IRS Tax Lessons From Trump Indictment


Plainly, the indictment of former President Donald Trump is not about taxes. There are no tax charges, and it does not appear that any of the documents in question had anything to do with taxes. The documents were allegedly a lot more important than that. So how, then, could there be any tax lessons here?

I admit that I see most everything through a tax lens, but there are still lessons here for taxpayers. When it comes to the IRS, the coverup is often worse than the crime. Our tax system is complicated, and even bad mistakes are common. But criminal tax cases are rare. Experienced tax lawyers will tell you that a common way of turning a regular tax case into a criminal one is obstructive or evasive behavior with the IRS.

A regular civil tax audit can turn into a criminal tax case with the risk of jail time just for how you behave during the audit. Many criminal tax cases come out of plain old civil audits. If an IRS auditor discovers something suspicious in a civil audit, the auditor can notify the IRS’s Criminal Investigation Division. Notably, the IRS is not obligated to tell you that this criminal referral is occurring.

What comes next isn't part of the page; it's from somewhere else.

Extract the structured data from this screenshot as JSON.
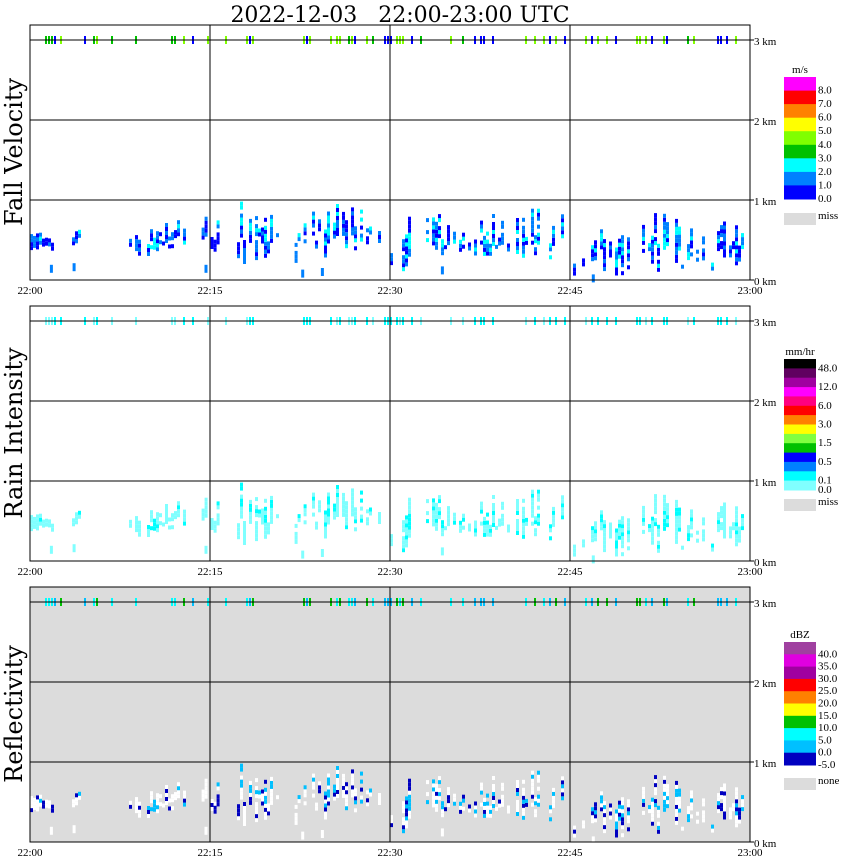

In fact, the civil auditors may suspend the audit without explanation. You might be pleased, thinking that the audit is over, or at least mercifully stalled so that it might not ever resume. Meanwhile, the IRS can be quietly building a criminal case against you. False statements to auditors are a huge mistake. Conduct during the audit itself can be pivotal and is one reason to hire professionals to handle it.

Some people end up in criminal tax trouble only because they mishandle a civil IRS audit. Whether it is the FBI or the IRS asking questions, don’t lie, and don’t engage in evasive or obstructionist behavior during an IRS audit. Some taxpayers in a civil audit may think they can outsmart the IRS or manipulate the government to come out ahead. That doesn’t mean you have to agree with everything the IRS says in an audit.

However, there is an established way of proceeding, and an above-board way to communicate with the IRS. Deception and obstruction are not the way. A person may think that preparing false invoices, fake receipts, and made up expenses can get them out of trouble. Usually, the reverse is true. It is one reason why talking to the IRS in an audit or investigation can be dangerous.

In most cases, a tax audit is civil and there is little risk that it will become otherwise. But any kind of evasive behavior or coverup is very dangerous. For example, moving money around from account to account so the IRS does not levy on it can land you in serious trouble. Even if you are just trying to work out a payment plan with the IRS, the forms the IRS requires you to sign must be signed under penalties of perjury. Don’t take them lightly.